On the other hand, we don’t always have to assume opposing and
irreconcilable interests. Zittrain suggested that a lot of Internet
users would respect a request to refrain from propagating material. He
envisions a protocol by which someone says, “I am posting a picture of
myself in drunken abandon to amuse my friends on Facebook, but please
don’t publish it in a news article.” More generally, a lot of people
enamored of the mash-up culture grab anything amusing or intriguing to
incorporate into their work, but would be willing to leave something
alone if they could tell the originator wanted them to.
Zittrain pointed to robots files and the Creative Commons as examples
of voluntary respect for the rights of authors. He also said that the
private ownership of social networking and blogging sites–and the
consequent ability to enforce terms of service–can be used for good
or ill, and that in this case some protocols for marking content and
policies for enforcing them could be beneficial to the user privacy.
Hoffman pointed out that privacy advocates lobby for opt-in systems,
because few users care enough about privacy to opt out of data
collection. (“If consumers are responsible for protecting their
privacy, there is no privacy.”)
The latter point was underlined by a fascinating research study
presented by Alessandro Acquisti of Carnegie Mellon (Information
Technology and Public Policy). When survey takers were presented with
a detailed privacy policy assuring their confidentiality, they were
far less likely to volunteer sensitive personal information
than when they were given the survey with weak confidentiality
guarantees or no guarantees at all. In other words, people didn’t
think about the safety of providing personal information until
Acquisti’s researchers forced them to confront it.

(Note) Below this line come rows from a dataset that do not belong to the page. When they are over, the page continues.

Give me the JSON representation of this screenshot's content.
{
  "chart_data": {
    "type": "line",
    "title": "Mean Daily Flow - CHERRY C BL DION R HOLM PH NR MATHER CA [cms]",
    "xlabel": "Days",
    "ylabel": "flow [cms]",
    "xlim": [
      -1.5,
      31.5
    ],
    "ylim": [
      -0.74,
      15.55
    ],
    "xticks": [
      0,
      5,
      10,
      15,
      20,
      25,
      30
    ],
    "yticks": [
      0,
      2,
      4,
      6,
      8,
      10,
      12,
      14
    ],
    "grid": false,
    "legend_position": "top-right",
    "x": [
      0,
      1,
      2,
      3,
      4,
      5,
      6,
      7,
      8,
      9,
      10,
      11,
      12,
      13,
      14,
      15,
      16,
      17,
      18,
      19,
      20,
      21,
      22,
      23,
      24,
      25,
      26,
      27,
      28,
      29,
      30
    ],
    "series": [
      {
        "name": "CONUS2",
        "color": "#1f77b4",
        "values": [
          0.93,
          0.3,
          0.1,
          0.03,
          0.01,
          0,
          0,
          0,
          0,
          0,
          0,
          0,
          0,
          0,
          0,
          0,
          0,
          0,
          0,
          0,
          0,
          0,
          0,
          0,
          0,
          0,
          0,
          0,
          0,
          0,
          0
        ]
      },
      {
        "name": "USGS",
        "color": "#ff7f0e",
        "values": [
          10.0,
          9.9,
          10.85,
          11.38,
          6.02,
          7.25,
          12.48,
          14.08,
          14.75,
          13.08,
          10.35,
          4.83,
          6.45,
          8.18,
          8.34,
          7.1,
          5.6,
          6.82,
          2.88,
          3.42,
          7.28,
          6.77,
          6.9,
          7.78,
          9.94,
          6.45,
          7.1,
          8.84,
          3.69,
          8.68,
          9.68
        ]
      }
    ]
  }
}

Several panelists, including Mozelle Thompson, a former commissioner
on the Federal Trade Commission and an advisor to Facebook, confirmed
that consumers need to be protected by privacy laws, just as they need
seat-belt laws. When Thompson was on the FTC, it asked Congress to
pass comprehensive privacy legislation, but of course they
didn’t. Even the European countries, known for their strong privacy
directives and laws, “put themselves in a box” according to Thompson,
because they focused on individuals’ self-determination.

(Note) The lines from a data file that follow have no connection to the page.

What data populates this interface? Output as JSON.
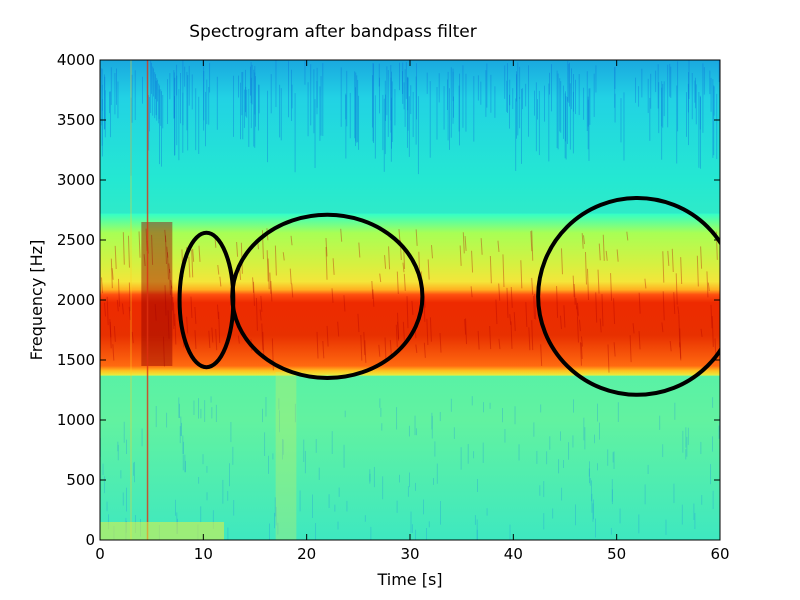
{
  "chart_data": {
    "type": "heatmap",
    "title": "Spectrogram after bandpass filter",
    "xlabel": "Time [s]",
    "ylabel": "Frequency [Hz]",
    "xlim": [
      0,
      60
    ],
    "ylim": [
      0,
      4000
    ],
    "xticks": [
      0,
      10,
      20,
      30,
      40,
      50,
      60
    ],
    "yticks": [
      0,
      500,
      1000,
      1500,
      2000,
      2500,
      3000,
      3500,
      4000
    ],
    "colormap": "jet",
    "passband_hz": [
      1450,
      2600
    ],
    "grid": false,
    "highlight_ellipses": [
      {
        "center_time": 10.3,
        "center_freq": 2000,
        "time_halfwidth": 2.6,
        "freq_halfwidth": 560
      },
      {
        "center_time": 22.0,
        "center_freq": 2030,
        "time_halfwidth": 9.2,
        "freq_halfwidth": 680
      },
      {
        "center_time": 52.0,
        "center_freq": 2030,
        "time_halfwidth": 9.6,
        "freq_halfwidth": 820
      }
    ],
    "ellipse_color": "#000000"
  }
}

So an opt-in world is necessary to protect privacy, but Hoffman
pointed out that opt-out is required to develop most useful databases
of personal information. If search engines depended on opt-in, we
wouldn’t be able to search for much of value.
Nevertheless, our current opt-out regime is leading to such heights of
data collection–and eventual abuse–that Hoffman believes a reaction
is imminent. Either government regulation or a strong consumer
movement will challenge opt-out, and we need to offer a
well-though-out combination of regulation and corporate good behavior
in order to avoid a flip to a poorer opt-in world.